Helen looked around. Most of the girls were wearing collared shirtwaisters like Judy, Lily and Katie that showed an inch or two of skin below their throats at most. Those who could afford them had wide petticoats that frothed out their skirts beneath waist-clinching leather or elastic belts. A minority of the type her mother would have called ‘loose’ had opted for skin-tight sweaters and hip-hugging, straight skirts that showed the tell-tale bumps of their suspenders. None was wearing full-blown evening dress.

‘No.’

‘Where’s all the “I couldn’t care less what the world thinks of me, I’m going to do what I like” attitude gone?’

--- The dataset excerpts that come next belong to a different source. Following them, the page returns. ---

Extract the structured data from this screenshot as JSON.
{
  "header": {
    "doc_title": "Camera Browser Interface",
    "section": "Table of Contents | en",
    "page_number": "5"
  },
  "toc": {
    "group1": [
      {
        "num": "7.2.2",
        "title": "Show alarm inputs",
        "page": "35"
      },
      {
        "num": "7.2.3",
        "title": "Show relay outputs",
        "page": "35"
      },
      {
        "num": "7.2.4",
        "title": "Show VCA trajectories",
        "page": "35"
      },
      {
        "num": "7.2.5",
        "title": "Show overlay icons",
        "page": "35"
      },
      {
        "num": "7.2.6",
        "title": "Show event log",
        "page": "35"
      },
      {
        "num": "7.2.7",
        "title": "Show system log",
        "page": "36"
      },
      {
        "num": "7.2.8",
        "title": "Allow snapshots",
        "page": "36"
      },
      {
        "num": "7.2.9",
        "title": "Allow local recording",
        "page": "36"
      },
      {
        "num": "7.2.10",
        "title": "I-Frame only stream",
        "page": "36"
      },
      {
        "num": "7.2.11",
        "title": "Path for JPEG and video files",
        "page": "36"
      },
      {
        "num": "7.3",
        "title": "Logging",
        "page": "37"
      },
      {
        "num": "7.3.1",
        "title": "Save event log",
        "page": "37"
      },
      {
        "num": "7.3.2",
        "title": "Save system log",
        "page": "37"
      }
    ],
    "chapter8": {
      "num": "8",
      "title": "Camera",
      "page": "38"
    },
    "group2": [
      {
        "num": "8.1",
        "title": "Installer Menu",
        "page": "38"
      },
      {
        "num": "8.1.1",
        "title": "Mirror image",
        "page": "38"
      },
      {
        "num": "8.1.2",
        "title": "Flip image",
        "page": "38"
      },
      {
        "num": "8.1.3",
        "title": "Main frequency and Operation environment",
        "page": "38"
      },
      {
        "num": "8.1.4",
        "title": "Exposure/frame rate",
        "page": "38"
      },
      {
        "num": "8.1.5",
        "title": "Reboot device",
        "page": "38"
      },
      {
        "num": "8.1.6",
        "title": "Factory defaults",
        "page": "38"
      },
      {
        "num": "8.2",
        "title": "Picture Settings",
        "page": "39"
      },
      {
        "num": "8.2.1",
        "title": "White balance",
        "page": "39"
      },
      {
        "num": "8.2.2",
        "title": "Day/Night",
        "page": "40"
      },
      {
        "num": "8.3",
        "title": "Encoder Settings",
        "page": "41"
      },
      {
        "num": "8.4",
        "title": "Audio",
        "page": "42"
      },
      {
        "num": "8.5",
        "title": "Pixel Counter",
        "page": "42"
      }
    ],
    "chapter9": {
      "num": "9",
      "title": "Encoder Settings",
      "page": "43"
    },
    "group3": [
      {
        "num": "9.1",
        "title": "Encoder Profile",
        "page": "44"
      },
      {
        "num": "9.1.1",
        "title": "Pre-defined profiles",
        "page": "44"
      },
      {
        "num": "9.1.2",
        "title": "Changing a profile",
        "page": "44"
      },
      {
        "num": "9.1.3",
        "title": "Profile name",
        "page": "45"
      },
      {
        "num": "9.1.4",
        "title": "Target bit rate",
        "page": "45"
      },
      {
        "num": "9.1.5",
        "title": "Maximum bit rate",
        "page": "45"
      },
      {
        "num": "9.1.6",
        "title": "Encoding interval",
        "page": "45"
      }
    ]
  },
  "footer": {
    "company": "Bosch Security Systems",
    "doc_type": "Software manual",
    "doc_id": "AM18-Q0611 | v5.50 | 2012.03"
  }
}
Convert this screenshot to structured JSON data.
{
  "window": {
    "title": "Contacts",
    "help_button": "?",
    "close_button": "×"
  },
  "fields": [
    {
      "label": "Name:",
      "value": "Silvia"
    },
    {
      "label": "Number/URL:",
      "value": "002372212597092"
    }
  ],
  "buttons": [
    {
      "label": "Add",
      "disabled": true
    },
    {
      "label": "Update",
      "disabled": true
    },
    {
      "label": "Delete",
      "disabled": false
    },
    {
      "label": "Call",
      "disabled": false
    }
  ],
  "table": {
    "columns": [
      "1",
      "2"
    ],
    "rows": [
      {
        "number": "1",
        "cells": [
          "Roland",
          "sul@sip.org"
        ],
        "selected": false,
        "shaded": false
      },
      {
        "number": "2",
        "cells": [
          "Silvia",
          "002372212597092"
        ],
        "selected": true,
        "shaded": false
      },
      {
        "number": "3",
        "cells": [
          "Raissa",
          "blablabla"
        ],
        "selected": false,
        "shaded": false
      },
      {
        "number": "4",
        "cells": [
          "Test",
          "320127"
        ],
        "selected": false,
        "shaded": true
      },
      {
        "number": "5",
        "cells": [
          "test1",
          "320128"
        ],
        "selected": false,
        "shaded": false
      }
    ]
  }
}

‘I’d look stupid among this lot.’

‘I hate to say I told you so.’

‘You just did.’

‘So you’re going to ruin the evening for all of us?’

‘You don’t have to sit with me.’

‘I won’t. You coming, Lily, Katie?’

‘We can’t just leave you here, Helen,’ Lily pleaded. ‘It’ll spoil the night for all of us.’

‘Speak for yourself, Lily,’ Judy chipped in irritably, looking sideways at Katie. Never talkative, she’d been more than usually withdrawn since they’d left Carlton Terrace.

‘It won’t be the same without you, Helen,’ Katie added, sensing Judy watching her and feeling she should make a contribution to the argument.

‘All right.’ Helen finally unbuttoned her coat. As soon as she slipped the last button from its loop, Judy snatched at the collar, tore it from her and ran across to the hatch manned by a middle-aged woman.

‘Judy!’ Helen shouted furiously, feeling as though every eye in the room was focused on her bosom.

‘If you wrap the stole a little higher than usual no one will notice the low neckline,’ Lily suggested sympathetically.

‘Keep your stole.’ Helen tossed it back to Lily, only to regret her action a moment later when she caught sight of herself in the long mirror above the row of sinks. The amount of flesh she was showing bordered on indecent.

‘Give me that ticket, Judy.’

‘No.’ Careful to keep her distance, Judy waved the cloakroom ticket in the air before stuffing it in her handbag. ‘Right, shall we find a good table, then wait for the boys to come to us so we can slay them with our charm, wit, beauty and personality – starting with Adam Jordan for Helen?’

Chapter Four

‘The band’s playing.’

‘And hardly anyone’s dancing, Angie.’ Joe leaned indolently against the bar.

‘Robin and Emily are.’

‘That’s dancing? I thought Emily was holding Robin upright.’

‘He’s not as drunk as Larry.’

‘Now, it’s a competition.’

‘Only among you boys. Come on, Joe,’ Angela wheedled. ‘We could show the rest the way.’

‘Not with my two left feet; besides, I’d prefer to talk. You’ve told me hardly anything about London – or France.’ Joe sipped his glass of champagne slowly. He’d drunk the brandy too quickly and it had gone to his head before he remembered his father’s car. The drive was narrow and he’d only have to put a single scratch on the paintwork to forfeit the privilege of borrowing it again.

‘I was only in France for three weeks. Barely time to get a suntan.’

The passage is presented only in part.